By 1905, just a decade after its founding, the Electrical Engineering Department had become a victim of its own success. Enrollment in the EE program had grown dramatically and its meager facilities in Salisbury Laboratories were bursting at the seams. In an urgent note to President Edmund Engler, Department Head Harold Smith warned that the department was in danger of "complete strangulation." He expressed his hope that the department could end its first 10 years knowing that it would soon have a building of its own.

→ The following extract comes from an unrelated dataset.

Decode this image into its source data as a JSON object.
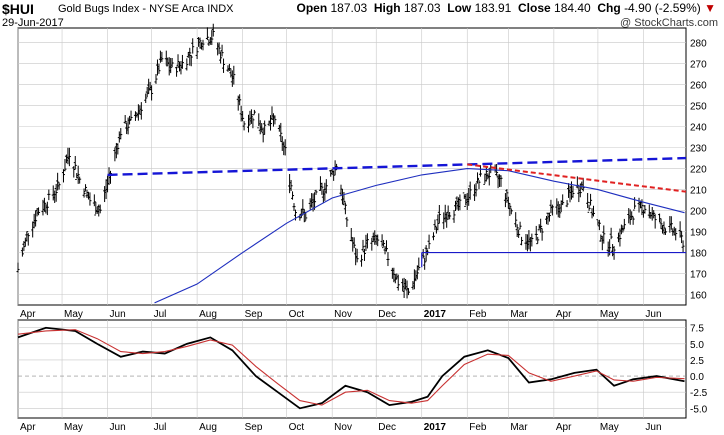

That wish came true as the trustees authorized the expenditure of $200,000 for the Electrical Engineering Building, which was completed in 1907. Built in the shape of an E, the new structure was a showcase for the most advanced electrical technology. There were dynamos and motors and electrical apparatus of all sorts for students to use. A large open bay served as a general purpose lab and contained the largest pieces of equipment. A 10-ton traveling crane moved over the lab on huge I-beams. Two wings housed offices, classrooms, a lecture hall and a large lab for high-voltage work. In all, the building enclosed 900,000 cubic feet.
This space proved adequate for the department's needs for 50 years, though the changing nature of electrical engineering - including the electronics revolution created by the invention of the transistor - ultimately led to a decision to renovate the building in 1958. About 7,000 square feet of new space was created by flooring over the large bay, and research labs were established for growing fields like electronics, computers, microwaves and high-frequency circuits.
The building was ready for its next expansion and refurbishment.